Posted on November 1, 2019

I recently spent three days at the Kakuma Refugee Camp, one of the world’s largest with nearly 200,000 displaced people, with my colleagues in the Aspen Institute Ascend Fellowship. Our Global Education Movement (GEM) works to bring full Southern New Hampshire University degree programs to refugee learners in the camp, so our team knows the camp well, coordinates with the UNHCR team on site, and does remarkable work with our students and partner JWL there.  

While I have visited our other GEM sites in Lebanon, Rwanda, S. Africa, and Malawi, this was my first time to Kakuma, tucked away in its remote desert location in Turkana country, the poorest region of Kenya. It was a gut punch.

I don’t know that the refugees in Kakuma suffer any more or any less than their peers I had visited elsewhere. As poor as Kenya is, Malawi is poorer (the poorest country on earth by some estimates). There are markets, entrepreneurs (even a reputed millionaire), commerce, and even a football club, FC Kakuma.  

What hit me so hard was not the privations (I have seen those many times), but a simple conversation with a young man who had spent 26 years in the camp (he was brought there at age 3 or 4; no one knows exactly), almost the entirety of his life. Without any family. His smile is beatific, he is a poet, buys candy for the children near his shelter. He said to me, “Sometimes I think I’ll never get out and maybe I should give up, but I have to step back from that black place and keep hope.” It broke my heart. He is too sweet for a world that is often too cruel, that keeps 200,000 people in a prison of sorts for decades. His clinging to hope in such a hopeless place was almost too much to bear.
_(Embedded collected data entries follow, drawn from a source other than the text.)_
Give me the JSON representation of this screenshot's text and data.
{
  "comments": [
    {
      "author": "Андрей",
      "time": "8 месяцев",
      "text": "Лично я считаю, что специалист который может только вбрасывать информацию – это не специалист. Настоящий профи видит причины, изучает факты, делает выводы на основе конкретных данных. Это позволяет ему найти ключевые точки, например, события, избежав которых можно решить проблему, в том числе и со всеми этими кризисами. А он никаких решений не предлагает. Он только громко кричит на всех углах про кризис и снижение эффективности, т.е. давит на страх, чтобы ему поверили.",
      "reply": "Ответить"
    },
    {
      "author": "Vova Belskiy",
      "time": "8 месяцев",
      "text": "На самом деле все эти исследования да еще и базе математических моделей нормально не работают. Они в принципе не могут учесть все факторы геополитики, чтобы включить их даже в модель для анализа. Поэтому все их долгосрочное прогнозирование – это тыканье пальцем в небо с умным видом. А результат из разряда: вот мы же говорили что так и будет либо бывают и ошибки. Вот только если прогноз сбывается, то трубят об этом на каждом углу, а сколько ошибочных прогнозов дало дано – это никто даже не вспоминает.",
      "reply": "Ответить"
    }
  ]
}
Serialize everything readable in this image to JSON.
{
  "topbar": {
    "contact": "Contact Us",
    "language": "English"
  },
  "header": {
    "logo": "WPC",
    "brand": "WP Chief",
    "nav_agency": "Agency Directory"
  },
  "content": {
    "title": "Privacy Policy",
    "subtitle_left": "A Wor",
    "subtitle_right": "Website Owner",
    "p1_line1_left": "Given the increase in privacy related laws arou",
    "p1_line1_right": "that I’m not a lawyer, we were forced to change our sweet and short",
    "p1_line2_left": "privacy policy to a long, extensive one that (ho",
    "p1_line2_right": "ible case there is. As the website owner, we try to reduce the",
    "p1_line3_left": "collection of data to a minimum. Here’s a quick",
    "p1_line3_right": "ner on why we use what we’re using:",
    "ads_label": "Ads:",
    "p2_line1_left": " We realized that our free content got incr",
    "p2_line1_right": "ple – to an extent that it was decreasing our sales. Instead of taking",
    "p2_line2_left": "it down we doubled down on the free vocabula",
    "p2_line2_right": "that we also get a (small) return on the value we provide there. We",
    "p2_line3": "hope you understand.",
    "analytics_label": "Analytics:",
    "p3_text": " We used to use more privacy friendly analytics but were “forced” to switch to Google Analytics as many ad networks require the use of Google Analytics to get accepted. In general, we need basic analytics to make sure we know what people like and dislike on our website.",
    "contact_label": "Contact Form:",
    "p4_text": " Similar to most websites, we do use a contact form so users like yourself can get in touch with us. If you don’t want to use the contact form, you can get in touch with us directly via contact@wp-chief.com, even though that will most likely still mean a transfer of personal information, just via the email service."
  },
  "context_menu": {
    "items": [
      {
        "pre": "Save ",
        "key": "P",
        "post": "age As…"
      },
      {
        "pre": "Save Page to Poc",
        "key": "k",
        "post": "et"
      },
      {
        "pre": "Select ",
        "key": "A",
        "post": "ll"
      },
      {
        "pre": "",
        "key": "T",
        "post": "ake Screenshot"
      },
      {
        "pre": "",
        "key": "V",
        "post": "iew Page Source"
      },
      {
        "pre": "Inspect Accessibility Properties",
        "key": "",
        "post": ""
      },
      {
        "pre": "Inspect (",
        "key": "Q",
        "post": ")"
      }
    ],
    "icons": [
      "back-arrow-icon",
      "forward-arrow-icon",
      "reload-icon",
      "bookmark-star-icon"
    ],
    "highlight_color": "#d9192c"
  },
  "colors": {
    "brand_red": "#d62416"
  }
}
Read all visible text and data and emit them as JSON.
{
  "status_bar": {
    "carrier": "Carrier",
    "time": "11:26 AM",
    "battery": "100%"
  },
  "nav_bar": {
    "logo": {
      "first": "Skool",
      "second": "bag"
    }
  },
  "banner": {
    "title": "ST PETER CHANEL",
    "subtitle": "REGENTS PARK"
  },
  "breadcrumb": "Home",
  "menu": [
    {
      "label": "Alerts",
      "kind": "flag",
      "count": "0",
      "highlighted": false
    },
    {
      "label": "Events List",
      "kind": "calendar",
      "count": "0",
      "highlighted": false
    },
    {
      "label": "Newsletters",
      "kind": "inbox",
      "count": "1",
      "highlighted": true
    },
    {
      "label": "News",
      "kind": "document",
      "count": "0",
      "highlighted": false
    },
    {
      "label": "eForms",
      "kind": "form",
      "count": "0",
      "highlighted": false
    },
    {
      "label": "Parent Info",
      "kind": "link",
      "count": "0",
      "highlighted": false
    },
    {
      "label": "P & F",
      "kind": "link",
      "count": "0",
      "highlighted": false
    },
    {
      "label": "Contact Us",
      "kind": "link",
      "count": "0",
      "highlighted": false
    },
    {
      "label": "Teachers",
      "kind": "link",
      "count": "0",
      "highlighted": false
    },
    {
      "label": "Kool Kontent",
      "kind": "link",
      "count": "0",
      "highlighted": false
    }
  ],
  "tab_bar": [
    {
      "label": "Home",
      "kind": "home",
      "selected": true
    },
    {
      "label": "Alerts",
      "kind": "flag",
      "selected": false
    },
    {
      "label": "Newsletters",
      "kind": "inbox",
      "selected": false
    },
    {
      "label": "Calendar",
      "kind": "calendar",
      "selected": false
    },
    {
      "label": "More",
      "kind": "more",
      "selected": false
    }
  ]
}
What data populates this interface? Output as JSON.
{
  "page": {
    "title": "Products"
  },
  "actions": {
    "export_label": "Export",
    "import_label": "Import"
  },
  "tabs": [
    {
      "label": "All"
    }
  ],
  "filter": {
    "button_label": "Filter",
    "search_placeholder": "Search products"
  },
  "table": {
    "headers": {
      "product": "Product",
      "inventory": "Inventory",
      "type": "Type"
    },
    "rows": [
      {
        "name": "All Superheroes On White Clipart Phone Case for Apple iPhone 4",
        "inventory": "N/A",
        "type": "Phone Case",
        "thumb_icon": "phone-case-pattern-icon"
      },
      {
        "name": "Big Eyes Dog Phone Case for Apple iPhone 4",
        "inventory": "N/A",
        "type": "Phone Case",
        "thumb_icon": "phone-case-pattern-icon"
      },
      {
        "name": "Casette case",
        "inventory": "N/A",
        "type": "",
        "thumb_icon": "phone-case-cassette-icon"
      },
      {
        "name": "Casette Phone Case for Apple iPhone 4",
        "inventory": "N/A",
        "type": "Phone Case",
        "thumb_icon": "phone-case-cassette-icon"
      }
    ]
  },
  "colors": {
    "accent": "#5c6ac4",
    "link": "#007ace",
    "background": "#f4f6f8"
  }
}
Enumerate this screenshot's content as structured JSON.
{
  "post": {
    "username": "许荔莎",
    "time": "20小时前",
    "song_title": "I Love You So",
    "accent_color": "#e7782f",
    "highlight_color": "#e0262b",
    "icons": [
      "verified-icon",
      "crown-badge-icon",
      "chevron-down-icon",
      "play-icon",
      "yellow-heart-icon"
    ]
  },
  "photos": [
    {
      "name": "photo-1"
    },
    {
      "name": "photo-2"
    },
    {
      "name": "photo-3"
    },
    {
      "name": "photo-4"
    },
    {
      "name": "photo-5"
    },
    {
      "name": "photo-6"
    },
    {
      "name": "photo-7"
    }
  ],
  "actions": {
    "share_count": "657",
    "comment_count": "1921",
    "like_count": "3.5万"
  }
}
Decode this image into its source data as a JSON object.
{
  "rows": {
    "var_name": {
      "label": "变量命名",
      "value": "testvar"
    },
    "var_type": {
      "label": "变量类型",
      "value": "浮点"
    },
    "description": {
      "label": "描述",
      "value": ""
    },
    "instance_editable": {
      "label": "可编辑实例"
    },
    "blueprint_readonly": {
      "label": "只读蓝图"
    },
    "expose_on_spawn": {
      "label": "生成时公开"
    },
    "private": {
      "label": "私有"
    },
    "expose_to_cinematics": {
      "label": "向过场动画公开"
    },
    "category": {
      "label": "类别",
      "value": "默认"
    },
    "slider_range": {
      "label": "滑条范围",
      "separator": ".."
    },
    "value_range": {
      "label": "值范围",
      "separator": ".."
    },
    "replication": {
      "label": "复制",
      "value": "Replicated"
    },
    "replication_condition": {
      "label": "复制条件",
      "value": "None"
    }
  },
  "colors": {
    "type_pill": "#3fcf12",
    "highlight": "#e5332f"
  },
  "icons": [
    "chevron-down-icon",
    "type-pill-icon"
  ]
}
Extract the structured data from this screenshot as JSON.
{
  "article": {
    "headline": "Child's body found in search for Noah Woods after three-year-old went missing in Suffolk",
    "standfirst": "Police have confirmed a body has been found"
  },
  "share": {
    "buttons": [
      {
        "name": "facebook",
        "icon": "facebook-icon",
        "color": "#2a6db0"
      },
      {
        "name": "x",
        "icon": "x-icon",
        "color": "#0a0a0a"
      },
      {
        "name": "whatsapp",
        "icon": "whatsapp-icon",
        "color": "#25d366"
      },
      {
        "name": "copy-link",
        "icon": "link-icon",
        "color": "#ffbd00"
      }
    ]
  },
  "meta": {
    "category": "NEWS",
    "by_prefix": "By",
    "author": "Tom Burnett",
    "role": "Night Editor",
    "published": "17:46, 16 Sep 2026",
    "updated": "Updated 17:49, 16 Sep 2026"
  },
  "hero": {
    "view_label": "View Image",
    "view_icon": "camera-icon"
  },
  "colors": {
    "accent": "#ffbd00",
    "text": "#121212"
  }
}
The number of displaced people in the world is now over 70 million and the average length of time as a refugee has climbed to over 20 years. Kakuma drove home the enormity of the problem. That conversation drove home the near hopelessness that comes with the feeling that the world doesn’t care, that no one is listening. Indeed, a staffer told us that suicide rates are climbing and that they spiked with the news that the US is drastically cutting its refugee resettlements and favoring those with high incomes and education. Globally, less than 1% of refugees get resettled, but it’s the slim hope that can sustain.

We hope to get the young man in question to our campus, with a full scholarship. When we told him he was overcome. But I later shared with Ignazio, the UNHCR camp administrator and a wonderful man who has worked in the world’s hardest places, that I despaired at the enormity of the need, that in helping one or two, we were leaving behind so, so many.

He immediately interrupted me and said, “Stop. Don’t go there – it will eat you up. You do all you can for all those you can. That’s what you can do and it’s the only way to stay sane in this work.” Later, when the student was thanking us, he also expressed a kind of survivor’s guilt and worried about those he was leaving behind. Ignazio said to him, “If you get to America, you are doing so for all those who are still here. You will be the hope. You must do this for them.”  

We all work in worlds of programming, budgets, planning, stakeholders, personnel, and all the machinery required to do the work we do. However, the young man and Ignazio gave me the two essential reminders I so badly needed:

That we must do all we can for all we can in the places we find ourselves.

and

We are in the business of hope.

The work we do can’t fix the great shortcomings of humanity, but it can change – even save – the lives of those we touch. And that gives hope for all those we do not touch.  

One thought on “The Power of Hope

  1. Teferra says:

    Thank you so much for such a sincere reflection, and figuring out quickly how ‘hope’ conquered our soul and it has gotten a form of business. However, the agonizing feedback to us who live in the camp is that our humanitarian officers prefer to ‘stay sane in their work’ avoiding thorough thought about the reality of the camp, surprisingly, they also do expect from us something more than survival and resilience.